Can you also try to use the (deprecated) scala SQLContext.load(source, schema,...) function and see if that works?

samuel-pt commented 8 years ago

@elbamos Thanks for looking into this issue.

I am not familiar with Jupyter notebook. May be if you sample, you can share it and let me update it with my code. Or else my code in notebook is very simple

just the below in one paragraph

%dep
z.reset()

// Add spark-csv package
z.load("com.databricks:spark-csv_2.10:1.3.0")

From terminal,

$ wget https://github.com/databricks/spark-csv/raw/master/src/test/resources/cars.csv

And add the below paragraph

%spark.r

df <- read.df(sqlContext, "cars.csv", source = "com.databricks.spark.csv", inferSchema = "true") 

Please provide exact location to cars.csv file. Now executing this para will through ClassNotFoundException.

elbamos commented 8 years ago

Sorry - I meant Zeppelin notebook. Pls include the command that shows that it works in scala.

samuel-pt commented 8 years ago

Below scala command in zeppelin is working

val df = sqlContext.read
    .format("com.databricks.spark.csv")
    .option("header", "true") // Use first line of all files as header
    .option("inferSchema", "true") // Automatically infer data types
    .load("cars.csv") // Provide exact location of cars.csv here

Also deprecated scala code SQLContext.load(source, schema,...) works as well

val df1 = sqlContext.load("/home/ubuntu/cars.csv", "com.databricks.spark.csv")
elbamos commented 8 years ago

@samuel-pt This seems to be related to the dependency loader. It may take me a bit to unravel. In the meantime, if you send the read() command from scala, you should then be able to access the data from R as a temp table.

samuel-pt commented 8 years ago

Thats fine, I will use the workaround i.e. read() from scala until this is solved. But this workaround will have performance impact if the data to be persisted in temp table is huge :(

elbamos commented 8 years ago

@samuel-pt It shouldn't -- aren't temp tables just pointers with metadata, that aren't persisted?

samuel-pt commented 8 years ago

Oh fine. I didn't know that.

Anyway It would help us to have everything in R instead of reading data from scala and doing every other thing in R

elbamos commented 8 years ago

You're correct that this should be working from R.
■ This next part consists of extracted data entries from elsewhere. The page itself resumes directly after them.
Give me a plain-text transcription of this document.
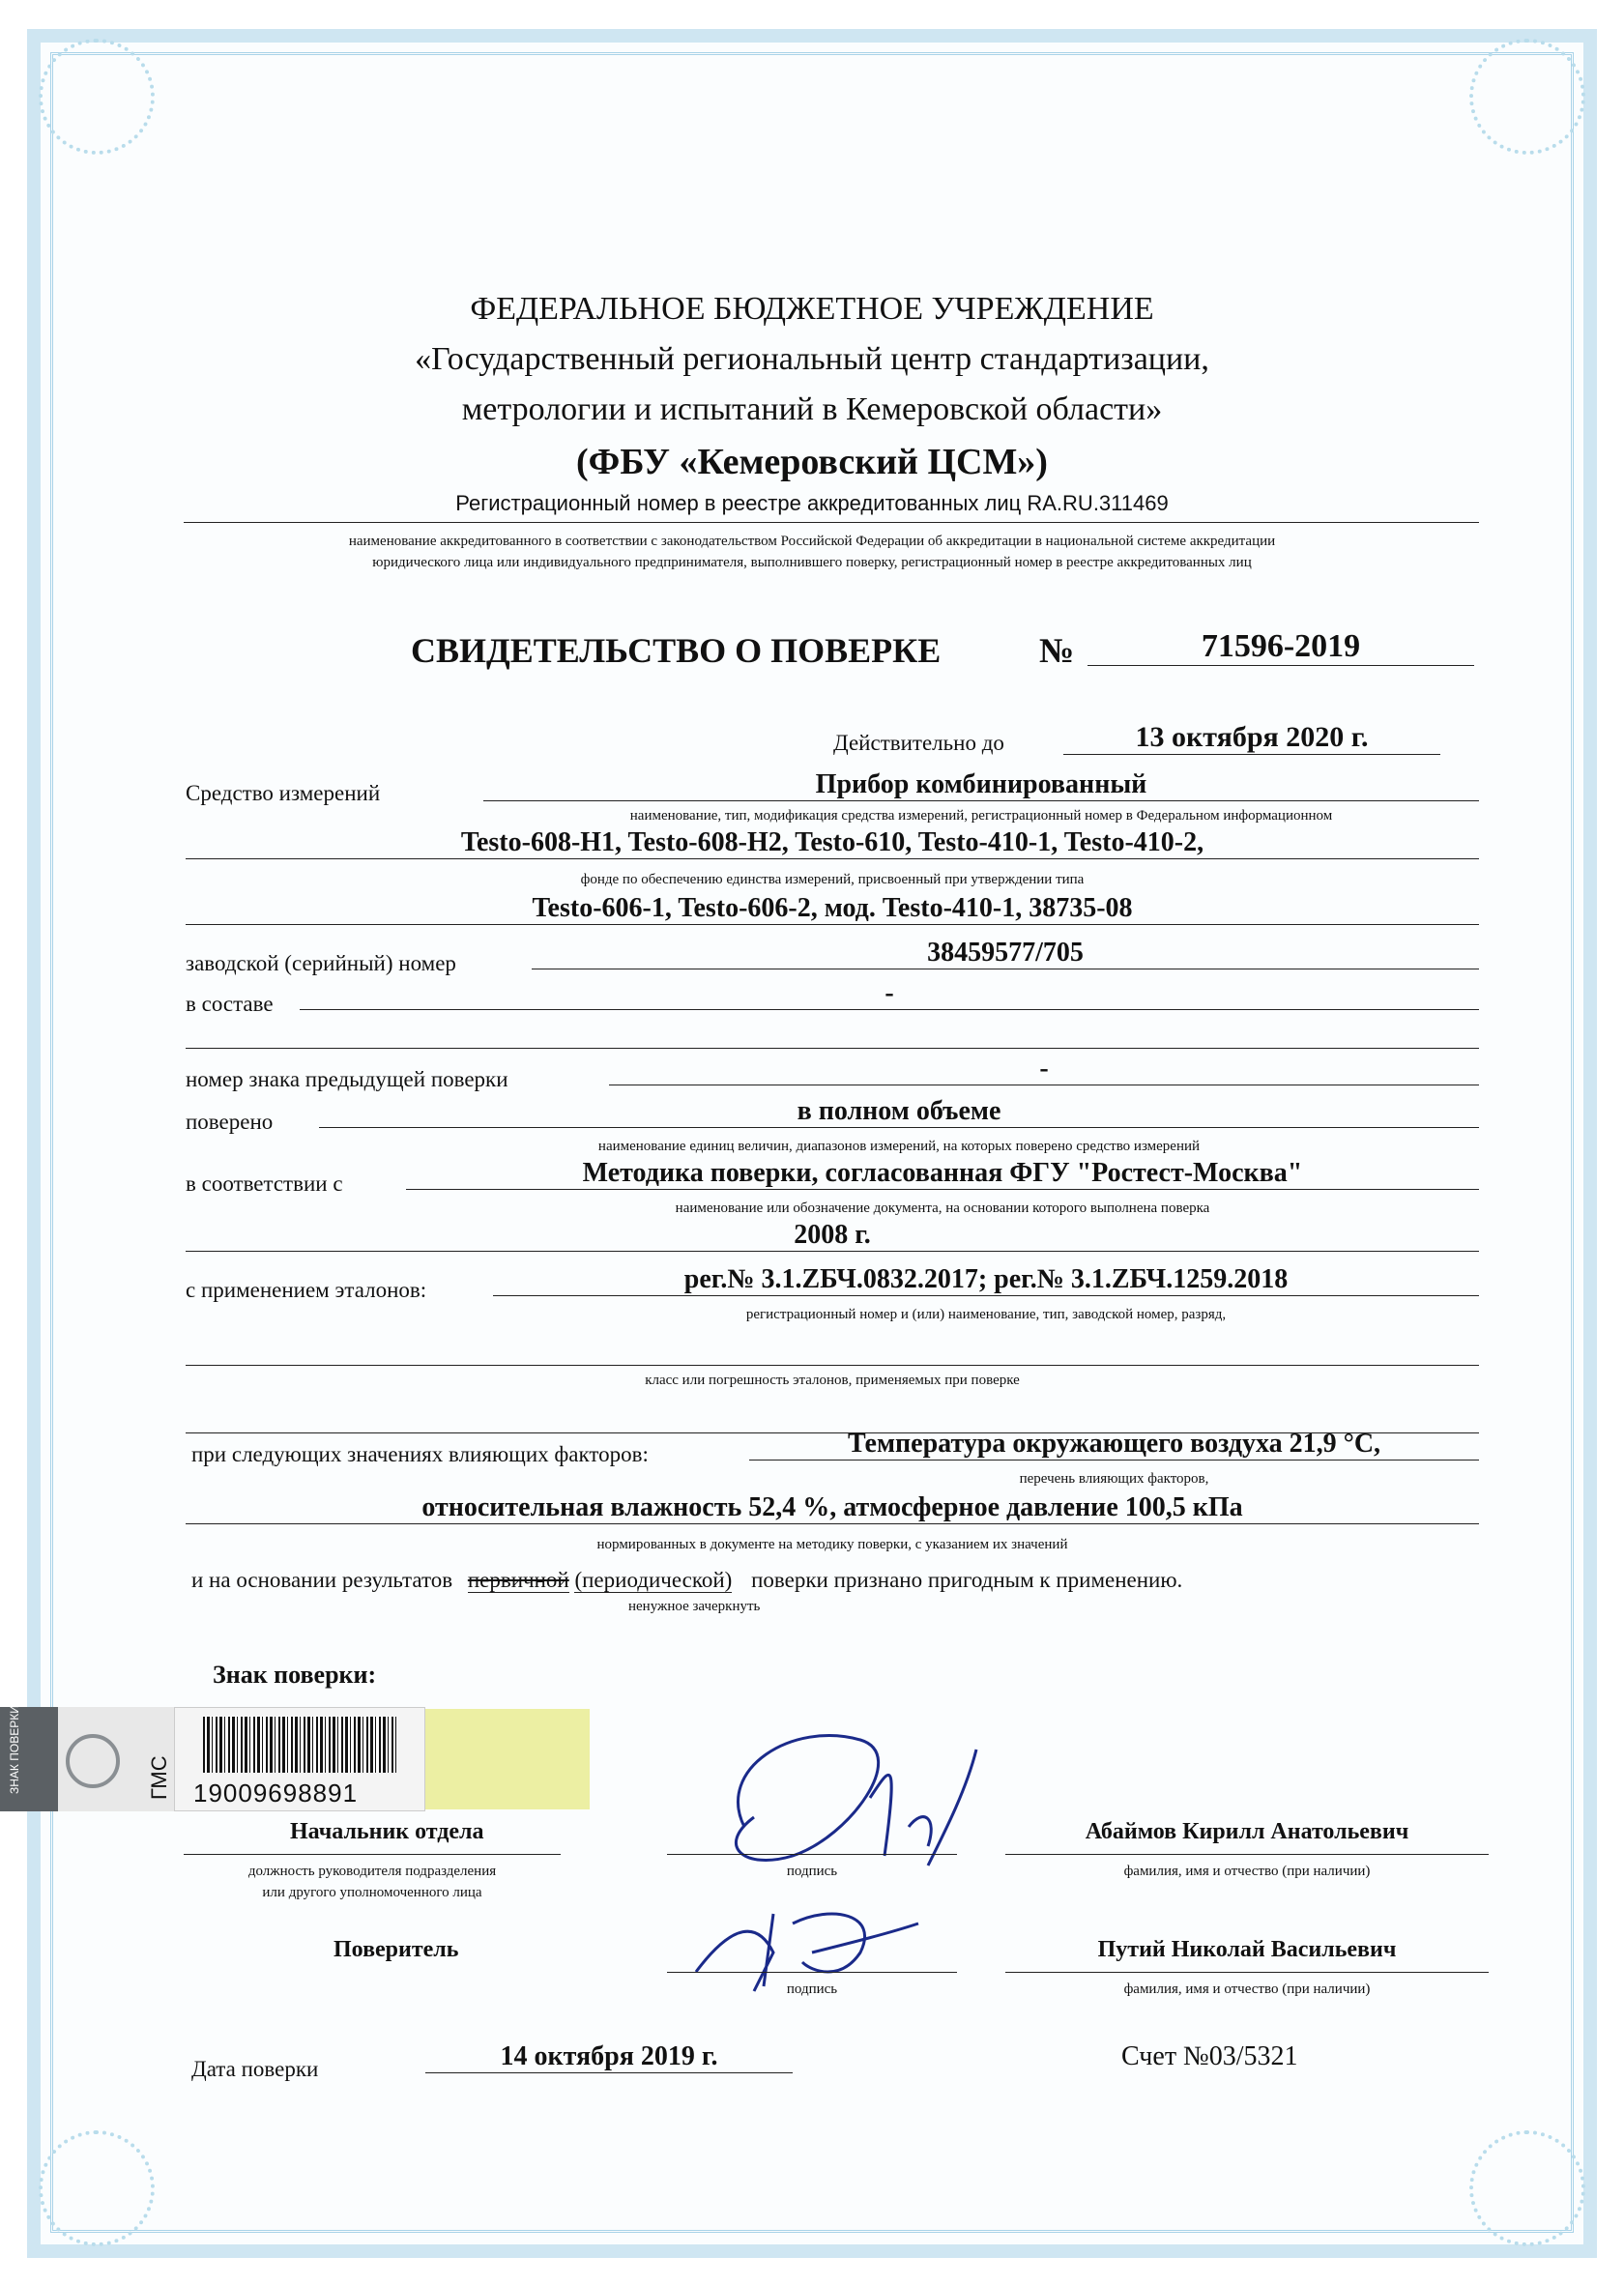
ФЕДЕРАЛЬНОЕ БЮДЖЕТНОЕ УЧРЕЖДЕНИЕ
«Государственный региональный центр стандартизации,
метрологии и испытаний в Кемеровской области»
(ФБУ «Кемеровский ЦСМ»)
Регистрационный номер в реестре аккредитованных лиц RA.RU.311469
наименование аккредитованного в соответствии с законодательством Российской Федерации об аккредитации в национальной системе аккредитации
юридического лица или индивидуального предпринимателя, выполнившего поверку, регистрационный номер в реестре аккредитованных лиц
СВИДЕТЕЛЬСТВО О ПОВЕРКЕ	№	71596-2019
Действительно до	13 октября 2020 г.
Средство измерений	Прибор комбинированный
наименование, тип, модификация средства измерений, регистрационный номер в Федеральном информационном
Testo-608-H1, Testo-608-H2, Testo-610, Testo-410-1, Testo-410-2,
фонде по обеспечению единства измерений, присвоенный при утверждении типа
Testo-606-1, Testo-606-2, мод. Testo-410-1, 38735-08
заводской (серийный) номер	38459577/705
в составе	-
номер знака предыдущей поверки	-
поверено	в полном объеме
наименование единиц величин, диапазонов измерений, на которых поверено средство измерений
в соответствии с	Методика поверки, согласованная ФГУ "Ростест-Москва"
наименование или обозначение документа, на основании которого выполнена поверка
2008 г.
с применением эталонов:	рег.№ 3.1.ZБЧ.0832.2017; рег.№ 3.1.ZБЧ.1259.2018
регистрационный номер и (или) наименование, тип, заводской номер, разряд,
класс или погрешность эталонов, применяемых при поверке
при следующих значениях влияющих факторов:	Температура окружающего воздуха 21,9 °С,
перечень влияющих факторов,
относительная влажность 52,4 %, атмосферное давление 100,5 кПа
нормированных в документе на методику поверки, с указанием их значений
и на основании результатов первичной (периодической) поверки признано пригодным к применению.
ненужное зачеркнуть
Знак поверки:
ЗНАК ПОВЕРКИ	ГМС 19009698891
Начальник отдела
должность руководителя подразделения
или другого уполномоченного лица
подпись
Абаймов Кирилл Анатольевич
фамилия, имя и отчество (при наличии)
Поверитель
подпись
Путий Николай Васильевич
фамилия, имя и отчество (при наличии)
Дата поверки	14 октября 2019 г.	Счет №03/5321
However, it will never be possible to do everything in Spark from R.

That's the purpose of rZeppelin -- you can integrate scala-only functionality into the same pipeline with your R code, without breaking lazy evaluation.

ghost commented 8 years ago

@samuel-pt Apparently, loading from .csv is now accepted as a bug in Zeppelin. It should start to work in rZeppelin once its fixed in Zeppelin.
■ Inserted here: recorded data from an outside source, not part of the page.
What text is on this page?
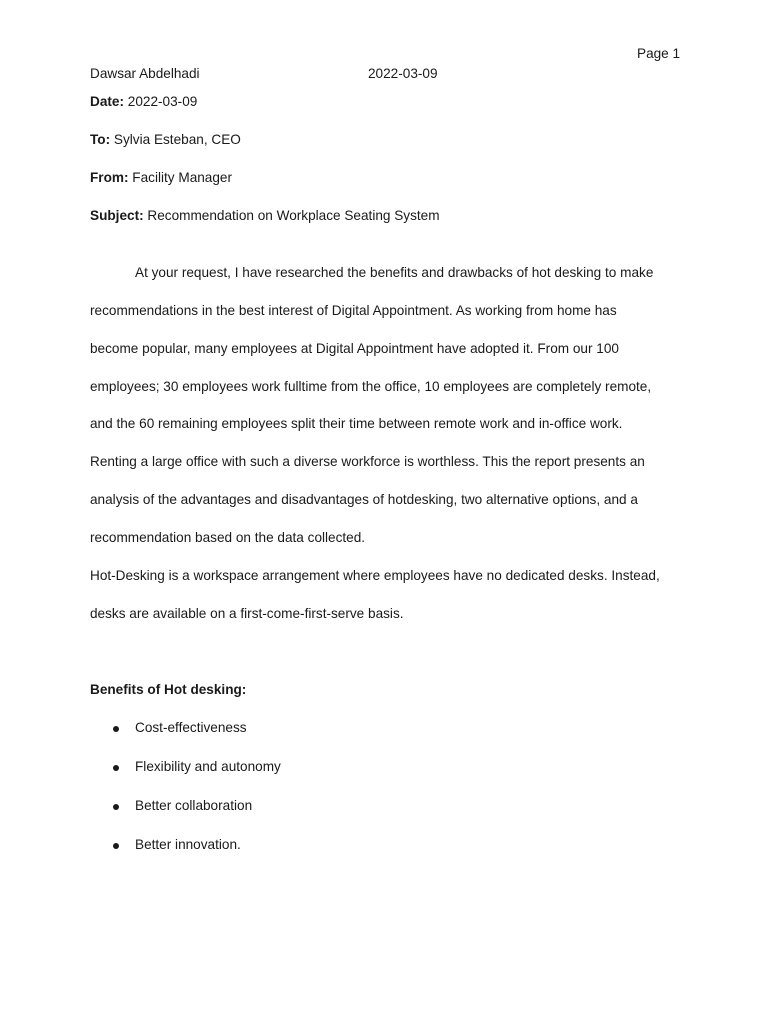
Page 1
Dawsar Abdelhadi	2022-03-09
Date: 2022-03-09
To: Sylvia Esteban, CEO
From: Facility Manager
Subject: Recommendation on Workplace Seating System
At your request, I have researched the benefits and drawbacks of hot desking to make
recommendations in the best interest of Digital Appointment. As working from home has
become popular, many employees at Digital Appointment have adopted it. From our 100
employees; 30 employees work fulltime from the office, 10 employees are completely remote,
and the 60 remaining employees split their time between remote work and in-office work.
Renting a large office with such a diverse workforce is worthless. This the report presents an
analysis of the advantages and disadvantages of hotdesking, two alternative options, and a
recommendation based on the data collected.
Hot-Desking is a workspace arrangement where employees have no dedicated desks. Instead,
desks are available on a first-come-first-serve basis.
Benefits of Hot desking:
Cost-effectiveness
Flexibility and autonomy
Better collaboration
Better innovation.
ghost commented 8 years ago

That's interesting. I'm curious why you suspect mesos?

Anyway, to debug this, it would help to know what R thinks is being returned by the createDataFrame() and head() functions, and what's happening during startup. Is it possible for you to try running each command as a separate notebook cell and upload the log of the whole zeppelin session?

I'd also appreciate if you could open this as a new issue - its definitely not the same thing samuel was dealing with.

Thanks for reporting this!

samuel-pt commented 8 years ago

By adding the spark packages in interpreter settings I am able use it %r and %spark.r interpreters. Closing this issue.

Thanks for your help